Pas de bouton magique pour créer un hit
Interrogé par Christopher Dring lors d'un épisode du podcast The Game Business, Zelnick a expliqué que l'IA n'est pas « l'égal créatif » que certains vantent, ni la menace absolue que d'autres redoutent. Selon lui, l'idée que « de nouveaux outils permettraient à un individu d'appuyer sur un bouton, de générer un succès, de le commercialiser et de le diffuser à des millions de consommateurs » est, je cite, « une notion risible ».

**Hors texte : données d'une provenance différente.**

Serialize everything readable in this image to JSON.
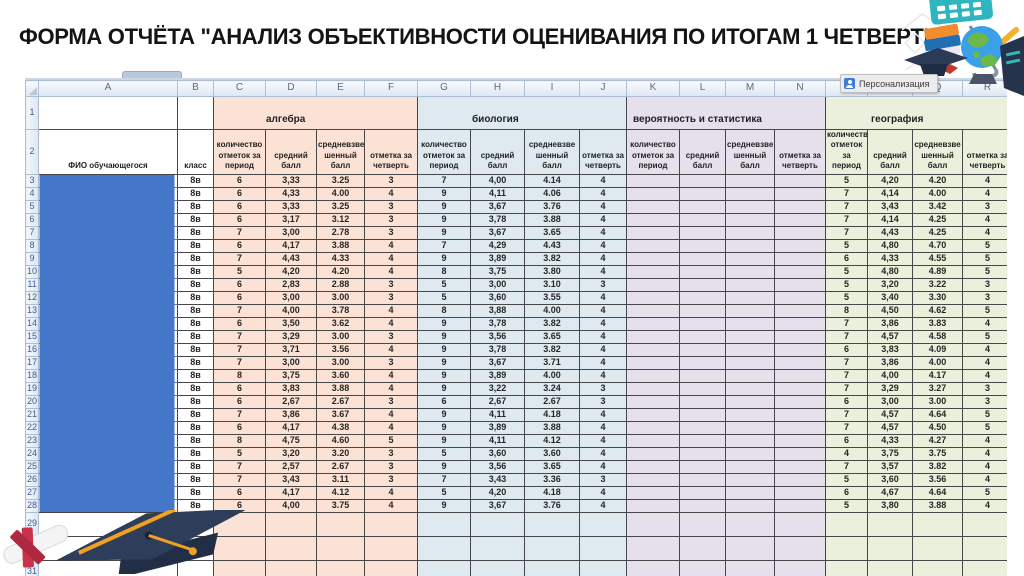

Pourquoi il n'est pas convaincu
- La création d'un jeu d'envergure demande une combinaison de talents, de production et de savoir-faire que Zelnick juge difficilement remplaçables par des outils automatiques.
- Il pense que les capacités actuelles de l'IA ne suffisent pas à produire, de façon autonome, un titre aussi complexe et abouti que GTA 6.
Les machines, ni bonnes ni mauvaises
Zelnick a également abordé la question morale souvent posée autour de l'IA. Sa position est claire: « Je ne crois pas que les machines aient la capacité d'être bonnes ou mauvaises ». Pour lui, juger l'IA en ces termes revient à mal comprendre la nature des outils numériques. Les intentions, les décisions et les responsabilités restent humaines.
En bref, selon le PDG de Take‑Two, l'IA est intéressante en tant qu'outil, mais elle n'est pas une baguette magique qui va permettre à un individu de créer instantanément le prochain grand succès du jeu vidéo.